Repercute muito, junto à magistratura brasileira, a possibilidade real do o ministro-presidente do Supremo Tribunal Federal, o santa-mariense Nelson Jobim, deixar prematuramente (tem ainda tempo regimental, se desejar) as funções, agora, em março, e, eventualmente, candidatar-se a algum cargo eletivo. Que pode ser, especula-se, até mesmo à Presidência da República.

A propósito, o jornal O Globo publicou, na sua edição de ontem, 3 de janeiro, artigo assinado pelo presidente da Associação dos Magistrados Brasileiros, Rodrigo Collaço. É provável, pela importância da função que ele exerce, que se trate de reflexão quem sabe dominante na magistratura nacional.

Mas essa avaliação pode fazer você mesmo. Segue-se, na íntegra, o artigo do juiz:

“O Judiciário não é partido

Rodrigo Collaço (Presidente da AMB)
Juiz candidato, não. Eis um imperativo categórico para os 15 mil juízes brasileiros – estaduais, federais, trabalhistas e da Justiça Militar. Ninguém perguntou, mas a resposta está dada. A questão está no ar e é importante que não pairem dúvidas sobre o que pensam os magistrados. A idéia de um juiz, no exercício do seu ofício, declarar – ou ao menos criar a expectativa – que se lançará em disputa eleitoral é absolutamente incompatível com a definição elementar do papel daquele que distribui justiça.
Para princípio de conversa, uma alteração dessa concepção demandaria a correção de todos os dicionários, em todas as línguas, que conceituam o vocábulo juiz, definindo-o como aquele a quem se recorre como árbitro e em quem se reconhece – por sabedoria, compromisso com a verdade e conhecimento das leis – a capacidade de discernir sobre as demandas que possam surgir nas sociedades organizadas, garantindo-se às suas sentenças reconhecimento e execução. O juiz é alguém que deve pairar acima e distante das demandas, entre as quais – e sempre as mais difíceis – as que envolvem paixões político-partidárias. Não pode, portanto, ser embrião de candidato.

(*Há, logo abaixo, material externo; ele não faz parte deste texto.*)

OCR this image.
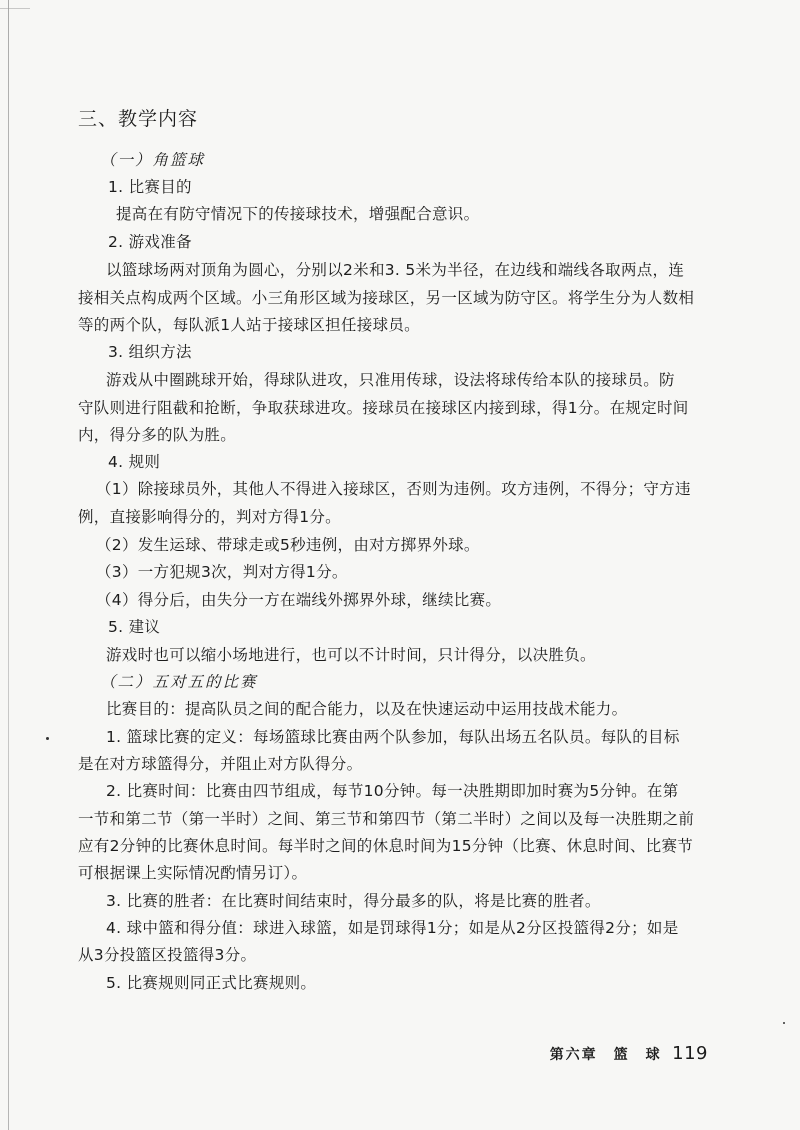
三、教学内容
（一）角篮球
1. 比赛目的
提高在有防守情况下的传接球技术，增强配合意识。
2. 游戏准备
以篮球场两对顶角为圆心，分别以2米和3. 5米为半径，在边线和端线各取两点，连
接相关点构成两个区域。小三角形区域为接球区，另一区域为防守区。将学生分为人数相
等的两个队，每队派1人站于接球区担任接球员。
3. 组织方法
游戏从中圈跳球开始，得球队进攻，只准用传球，设法将球传给本队的接球员。防
守队则进行阻截和抢断，争取获球进攻。接球员在接球区内接到球，得1分。在规定时间
内，得分多的队为胜。
4. 规则
（1）除接球员外，其他人不得进入接球区，否则为违例。攻方违例，不得分；守方违
例，直接影响得分的，判对方得1分。
（2）发生运球、带球走或5秒违例，由对方掷界外球。
（3）一方犯规3次，判对方得1分。
（4）得分后，由失分一方在端线外掷界外球，继续比赛。
5. 建议
游戏时也可以缩小场地进行，也可以不计时间，只计得分，以决胜负。
（二）五对五的比赛
比赛目的：提高队员之间的配合能力，以及在快速运动中运用技战术能力。
1. 篮球比赛的定义：每场篮球比赛由两个队参加，每队出场五名队员。每队的目标
是在对方球篮得分，并阻止对方队得分。
2. 比赛时间：比赛由四节组成，每节10分钟。每一决胜期即加时赛为5分钟。在第
一节和第二节（第一半时）之间、第三节和第四节（第二半时）之间以及每一决胜期之前
应有2分钟的比赛休息时间。每半时之间的休息时间为15分钟（比赛、休息时间、比赛节
可根据课上实际情况酌情另订）。
3. 比赛的胜者：在比赛时间结束时，得分最多的队，将是比赛的胜者。
4. 球中篮和得分值：球进入球篮，如是罚球得1分；如是从2分区投篮得2分；如是
从3分投篮区投篮得3分。
5. 比赛规则同正式比赛规则。
第六章　篮　球 119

Essa é a questão crucial que se apresenta aos magistrados brasileiros na virada do ano eleitoral de 2006.
Deixemos de lado as palavras rituais e expressões do direito, porque o problema não é técnico, e assumamos a linguagem mais simples, direta e fácil para discutir o tema. A Justiça – que os juízes encarnam superando suas contingências humanas e até conseguem sublimá-las – não é trampolim político. O juiz é um cidadão que se qualifica por meio dos mecanismos constitucionais para dignificar uma das mais belas concepções civilizatórias da Humanidade: a possibilidade de fazer cumprir a lei em quaisquer situações, até pela suprema penalização que é a privação da liberdade.

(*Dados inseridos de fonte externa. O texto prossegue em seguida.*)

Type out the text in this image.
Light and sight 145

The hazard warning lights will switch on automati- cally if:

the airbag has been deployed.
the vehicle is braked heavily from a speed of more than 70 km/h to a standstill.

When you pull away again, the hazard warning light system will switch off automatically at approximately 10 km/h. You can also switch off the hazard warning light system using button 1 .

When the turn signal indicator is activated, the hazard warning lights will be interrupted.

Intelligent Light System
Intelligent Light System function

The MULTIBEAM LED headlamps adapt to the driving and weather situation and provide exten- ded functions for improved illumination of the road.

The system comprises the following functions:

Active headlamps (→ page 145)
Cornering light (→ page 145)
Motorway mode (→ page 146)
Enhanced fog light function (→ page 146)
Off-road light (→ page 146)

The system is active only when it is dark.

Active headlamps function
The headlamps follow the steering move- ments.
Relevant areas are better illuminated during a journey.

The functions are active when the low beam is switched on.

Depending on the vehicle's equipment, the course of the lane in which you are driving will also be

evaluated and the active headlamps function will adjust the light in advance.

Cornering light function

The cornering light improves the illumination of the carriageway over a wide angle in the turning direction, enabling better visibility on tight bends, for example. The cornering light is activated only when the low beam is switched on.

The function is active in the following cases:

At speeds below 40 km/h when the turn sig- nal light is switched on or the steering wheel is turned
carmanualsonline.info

Por isso, o juiz não deve assumir a condição prévia do candidato de facção, pois é da essência democrática que assim sejam vistos os que concorrem a eleições. É um desserviço à Justiça um juiz tornar-se objeto de discussões e especulações sobre se, na data-limite constitucional de desincompatibilização, assumirá uma candidatura partidária e disputará o voto popular. Será legal, mas não moral. Se a lei permite, a ética repele. A sociedade, muito menos a Justiça, não merece o constrangimento de alimentar dúvidas sobre as decisões de seus juízes. Ou de que foram instrumentalizadas por paixões partidárias, ideológicas, pessoais, não consagradas pela lei e pelos códigos. Essas dúvidas, amplificadas pelo calor das disputas eleitorais, podem causar danos irreversíveis à própria República. Não é justo alimentar o mais leve risco de que os julgamentos do juiz de hoje sejam influenciados desde já pelo candidato de amanhã. Nem que a expectativa de sentenças equânimes, isentas, independentes, sofra a suspeita de que foram conspurcadas ou pelo menos, inconscientemente, comprometidas.

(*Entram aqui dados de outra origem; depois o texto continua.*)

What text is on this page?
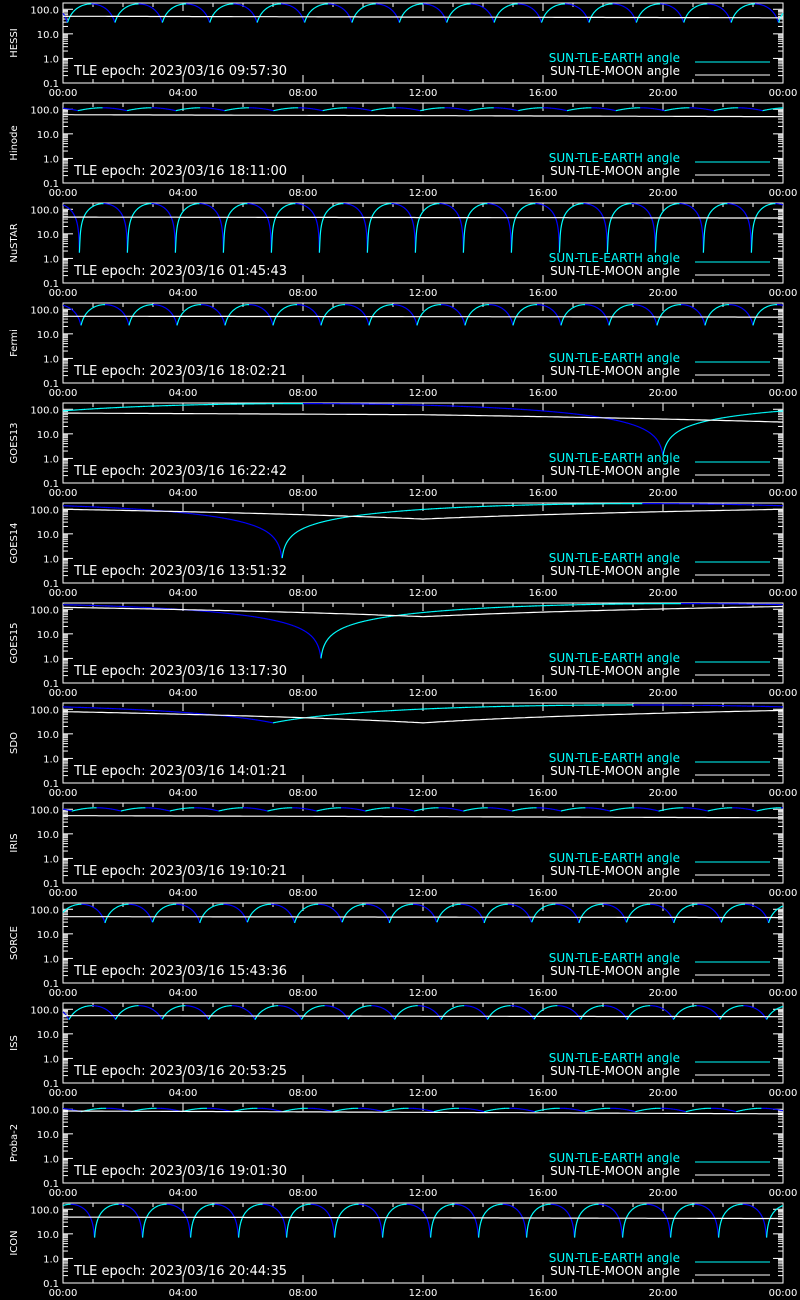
100.0
10.0
1.0
0.1
00:00	04:00	08:00	12:00	16:00	20:00	00:00
HESSI
SUN-TLE-EARTH angle
SUN-TLE-MOON angle
TLE epoch: 2023/03/16 09:57:30
100.0
10.0
1.0
0.1
00:00	04:00	08:00	12:00	16:00	20:00	00:00
Hinode	SUN-TLE-EARTH angle
SUN-TLE-MOON angle
TLE epoch: 2023/03/16 18:11:00
100.0
10.0
1.0
0.1
00:00	04:00	08:00	12:00	16:00	20:00	00:00
NuSTAR	SUN-TLE-EARTH angle
SUN-TLE-MOON angle
TLE epoch: 2023/03/16 01:45:43
100.0
10.0
1.0
0.1
00:00	04:00	08:00	12:00	16:00	20:00	00:00
Fermi
SUN-TLE-EARTH angle
SUN-TLE-MOON angle
TLE epoch: 2023/03/16 18:02:21
100.0
10.0
1.0
0.1
00:00	04:00	08:00	12:00	16:00	20:00	00:00
GOES13	SUN-TLE-EARTH angle
SUN-TLE-MOON angle
TLE epoch: 2023/03/16 16:22:42
100.0
10.0
1.0
0.1
00:00	04:00	08:00	12:00	16:00	20:00	00:00
GOES14	SUN-TLE-EARTH angle
SUN-TLE-MOON angle
TLE epoch: 2023/03/16 13:51:32
100.0
10.0
1.0
0.1
00:00	04:00	08:00	12:00	16:00	20:00	00:00
GOES15	SUN-TLE-EARTH angle
SUN-TLE-MOON angle
TLE epoch: 2023/03/16 13:17:30
100.0
10.0
1.0
0.1
00:00	04:00	08:00	12:00	16:00	20:00	00:00
SDO
SUN-TLE-EARTH angle
SUN-TLE-MOON angle
TLE epoch: 2023/03/16 14:01:21
100.0
10.0
1.0
0.1
00:00	04:00	08:00	12:00	16:00	20:00	00:00
IRIS
SUN-TLE-EARTH angle
SUN-TLE-MOON angle
TLE epoch: 2023/03/16 19:10:21
100.0
10.0
1.0
0.1
00:00	04:00	08:00	12:00	16:00	20:00	00:00
SORCE	SUN-TLE-EARTH angle
SUN-TLE-MOON angle
TLE epoch: 2023/03/16 15:43:36
100.0
10.0
1.0
0.1
00:00	04:00	08:00	12:00	16:00	20:00	00:00
ISS
SUN-TLE-EARTH angle
SUN-TLE-MOON angle
TLE epoch: 2023/03/16 20:53:25
100.0
10.0
1.0
0.1
00:00	04:00	08:00	12:00	16:00	20:00	00:00
Proba-2	SUN-TLE-EARTH angle
SUN-TLE-MOON angle
TLE epoch: 2023/03/16 19:01:30
100.0
10.0
1.0
0.1
00:00	04:00	08:00	12:00	16:00	20:00	00:00
ICON
SUN-TLE-EARTH angle
SUN-TLE-MOON angle
TLE epoch: 2023/03/16 20:44:35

Ao longo dos tempos, as alegorias – “Sai do caminho da Justiça. Ela é cega”, de Stanislaw Jerzy Lec, citado por Paulo Rónai – sedimentaram um tipo de expectativa que não pode ser comprometida pela mais leve suspeita de partidarização de um juiz envolvido eleitoralmente.
Políticos até que podem se tornar bons juízes, e não faltam histórias de grandes juízes que antes passaram pela política. O exemplo clássico é Earl Warren, político do Partido Republicano, antigo governador da Califórnia, candidato derrotado a vice-presidente em 1948, e que se tornou o segundo mais célebre juiz americano, depois de John Marshall, do século XIX. Warren foi chief justice, como são chamados os presidentes da Suprema Corte dos Estados Unidos. Indicado por Eisenhower, em 1953, durante 16 anos, até aposentar-se em 1969, foi um extraordinário juiz. Jamais seu passado de político republicano foi lembrado por haver viciado os seus votos. Pelo contrário.
O problema não é o juiz ter tido militância política antes, mas tornar-se político depois. O exercício da Justiça não deve funcionar como estágio de foguete para uma carreira político-eleitoral.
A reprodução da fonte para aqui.